Regular Exercise
Being physically active is a huge part of heart health. Exercising 3-4 times a week, at an average of 40 minutes, will make all the difference. Physical activities that switch back and forth in intensity and interval, like HIIT (High Intensity Interval Training) are great but even walking ten minutes more a day is a good way to get started.

Control Your Weight
For guys, a waistline of 40 inches is an indicator of a possible health problem. Visceral abdominal fat—the kind that’s deeply embedded under the skin—is especially dangerous. To combat this, we recommend a diet based in leafy greens and good fats that’s low in wheat and excess sugar. Keeping active is also important, and we’re not just talking exercise—if you’re sedentary at work, it’s time to take more get up and move breaks.

Schedule an Adjustment
One of the best all-natural ways of combating health disease is regular visits to the chiropractor. The University of Chicago Hypertension Center performed a study involving 50 individuals and found that after just one chiropractic adjustment to a misaligned atlas bone (a vertebra that helps support the head), patients experienced a significant decrease in blood pressure.

Manage Your Stress
The effects of stress on the body and mind are very real.
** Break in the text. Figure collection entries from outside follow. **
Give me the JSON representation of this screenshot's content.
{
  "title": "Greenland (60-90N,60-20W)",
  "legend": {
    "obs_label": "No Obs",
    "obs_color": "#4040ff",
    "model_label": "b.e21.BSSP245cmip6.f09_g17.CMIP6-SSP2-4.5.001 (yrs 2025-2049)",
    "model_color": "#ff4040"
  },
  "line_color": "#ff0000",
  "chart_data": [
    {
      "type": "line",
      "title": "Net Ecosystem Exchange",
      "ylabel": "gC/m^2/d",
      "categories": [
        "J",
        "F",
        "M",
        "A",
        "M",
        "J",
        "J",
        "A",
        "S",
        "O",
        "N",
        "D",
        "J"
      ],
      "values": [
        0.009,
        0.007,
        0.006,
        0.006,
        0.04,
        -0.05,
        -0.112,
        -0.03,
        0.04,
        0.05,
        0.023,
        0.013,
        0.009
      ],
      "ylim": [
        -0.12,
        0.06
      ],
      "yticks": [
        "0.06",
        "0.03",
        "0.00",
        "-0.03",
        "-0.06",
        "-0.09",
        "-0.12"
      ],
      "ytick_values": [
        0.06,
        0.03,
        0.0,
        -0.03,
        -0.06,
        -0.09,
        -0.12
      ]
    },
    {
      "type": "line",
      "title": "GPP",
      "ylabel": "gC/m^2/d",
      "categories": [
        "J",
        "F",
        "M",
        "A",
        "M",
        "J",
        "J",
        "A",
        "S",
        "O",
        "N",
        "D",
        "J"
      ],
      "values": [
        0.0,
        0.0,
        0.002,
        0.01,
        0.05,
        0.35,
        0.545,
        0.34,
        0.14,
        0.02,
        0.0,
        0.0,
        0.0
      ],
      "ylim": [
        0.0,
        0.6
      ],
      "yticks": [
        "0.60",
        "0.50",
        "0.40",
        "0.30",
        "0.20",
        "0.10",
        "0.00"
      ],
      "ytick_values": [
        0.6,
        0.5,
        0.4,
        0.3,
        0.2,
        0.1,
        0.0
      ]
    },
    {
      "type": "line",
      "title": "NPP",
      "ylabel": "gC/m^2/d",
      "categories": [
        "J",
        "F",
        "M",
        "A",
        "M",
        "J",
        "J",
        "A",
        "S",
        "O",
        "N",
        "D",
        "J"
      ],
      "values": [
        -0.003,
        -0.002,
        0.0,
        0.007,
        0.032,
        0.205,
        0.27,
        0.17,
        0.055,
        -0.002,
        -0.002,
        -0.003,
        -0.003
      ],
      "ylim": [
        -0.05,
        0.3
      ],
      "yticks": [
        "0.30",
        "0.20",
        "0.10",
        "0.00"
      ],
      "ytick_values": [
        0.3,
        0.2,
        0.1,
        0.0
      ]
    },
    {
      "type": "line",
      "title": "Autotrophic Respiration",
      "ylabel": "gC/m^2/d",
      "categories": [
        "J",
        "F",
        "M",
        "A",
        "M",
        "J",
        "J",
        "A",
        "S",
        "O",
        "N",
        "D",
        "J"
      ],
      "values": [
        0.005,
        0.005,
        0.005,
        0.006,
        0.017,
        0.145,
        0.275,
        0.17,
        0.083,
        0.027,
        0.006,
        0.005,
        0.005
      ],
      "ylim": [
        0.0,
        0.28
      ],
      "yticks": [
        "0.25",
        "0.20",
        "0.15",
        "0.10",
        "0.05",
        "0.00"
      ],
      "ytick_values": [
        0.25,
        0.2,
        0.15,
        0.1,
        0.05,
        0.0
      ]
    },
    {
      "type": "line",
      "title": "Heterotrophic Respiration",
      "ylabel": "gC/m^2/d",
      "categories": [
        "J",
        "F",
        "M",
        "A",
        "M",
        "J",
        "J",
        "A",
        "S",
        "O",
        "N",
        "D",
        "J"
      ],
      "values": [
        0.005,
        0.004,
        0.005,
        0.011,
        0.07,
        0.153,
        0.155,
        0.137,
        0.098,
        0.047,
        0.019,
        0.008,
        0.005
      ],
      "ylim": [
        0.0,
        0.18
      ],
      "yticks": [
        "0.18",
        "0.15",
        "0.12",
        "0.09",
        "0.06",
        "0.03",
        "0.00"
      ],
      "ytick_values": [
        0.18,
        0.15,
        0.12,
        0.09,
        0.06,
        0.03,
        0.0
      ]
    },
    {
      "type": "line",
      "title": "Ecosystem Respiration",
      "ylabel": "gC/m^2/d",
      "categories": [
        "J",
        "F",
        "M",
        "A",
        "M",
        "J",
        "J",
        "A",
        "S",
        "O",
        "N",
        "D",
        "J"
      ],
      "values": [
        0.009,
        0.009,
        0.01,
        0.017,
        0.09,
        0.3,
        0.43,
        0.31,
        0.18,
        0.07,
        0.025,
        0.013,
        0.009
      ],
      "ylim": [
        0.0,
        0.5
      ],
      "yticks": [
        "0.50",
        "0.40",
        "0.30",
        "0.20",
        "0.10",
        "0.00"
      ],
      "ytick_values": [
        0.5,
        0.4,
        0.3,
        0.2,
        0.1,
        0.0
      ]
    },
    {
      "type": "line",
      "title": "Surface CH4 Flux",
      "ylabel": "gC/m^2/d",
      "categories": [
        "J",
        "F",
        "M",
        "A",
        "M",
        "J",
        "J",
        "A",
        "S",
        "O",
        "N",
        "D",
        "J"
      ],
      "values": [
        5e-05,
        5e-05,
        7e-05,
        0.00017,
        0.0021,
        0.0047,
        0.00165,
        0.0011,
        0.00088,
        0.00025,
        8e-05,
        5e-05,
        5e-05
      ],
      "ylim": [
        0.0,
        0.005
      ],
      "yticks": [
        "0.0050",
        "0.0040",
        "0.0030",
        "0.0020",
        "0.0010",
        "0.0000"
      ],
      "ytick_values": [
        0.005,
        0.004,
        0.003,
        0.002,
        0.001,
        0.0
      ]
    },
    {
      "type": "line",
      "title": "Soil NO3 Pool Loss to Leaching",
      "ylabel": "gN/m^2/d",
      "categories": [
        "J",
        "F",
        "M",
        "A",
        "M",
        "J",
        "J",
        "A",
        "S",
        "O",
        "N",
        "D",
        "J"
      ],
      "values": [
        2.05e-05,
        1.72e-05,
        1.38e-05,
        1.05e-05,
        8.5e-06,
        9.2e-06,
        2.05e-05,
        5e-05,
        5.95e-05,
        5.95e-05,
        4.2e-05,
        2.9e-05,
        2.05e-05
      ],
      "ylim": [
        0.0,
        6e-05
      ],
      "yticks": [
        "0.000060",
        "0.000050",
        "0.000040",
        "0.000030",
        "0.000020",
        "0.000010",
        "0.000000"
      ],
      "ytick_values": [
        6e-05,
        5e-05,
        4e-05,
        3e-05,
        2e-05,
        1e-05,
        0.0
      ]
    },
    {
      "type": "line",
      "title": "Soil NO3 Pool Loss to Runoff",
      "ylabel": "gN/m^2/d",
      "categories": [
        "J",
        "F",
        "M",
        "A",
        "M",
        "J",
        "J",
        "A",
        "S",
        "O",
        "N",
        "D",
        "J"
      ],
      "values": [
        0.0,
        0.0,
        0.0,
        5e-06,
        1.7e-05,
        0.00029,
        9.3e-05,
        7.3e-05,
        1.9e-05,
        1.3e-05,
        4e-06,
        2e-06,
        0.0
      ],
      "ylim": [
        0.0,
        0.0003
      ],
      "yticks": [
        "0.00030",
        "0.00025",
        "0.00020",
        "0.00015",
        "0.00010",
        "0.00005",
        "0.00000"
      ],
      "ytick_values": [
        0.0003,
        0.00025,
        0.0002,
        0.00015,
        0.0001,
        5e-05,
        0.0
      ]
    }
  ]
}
It’s been suggested that stress triggers inflammation, an instigator of heart disease. And some of the more common behaviors caused by stress—over-eating, inactivity, smoking—don’t do your heart any beneficial favors. Manage your stress by staying positive and finding ways of stress relief that work for you like yoga, meditation, exercise or even just taking a few minutes from the day to yourself.

Monitor Cholesterol and Blood Pressure
When too much LDL (bad cholesterol) builds up, it can create a thick deposit that clogs arteries and makes them less flexible. For men, the numbers to strive for are HDL (good cholesterol) levels of 40mg or higher and LDL levels below 100. In turn, high blood pressure damages your circulatory system, and is known as the “silent killer”—a huge contributing factor to heart attack and stroke. Normal blood pressure is below 120/80. If you’re suffering from either of these conditions, consult with your physician to assess a proper method of care.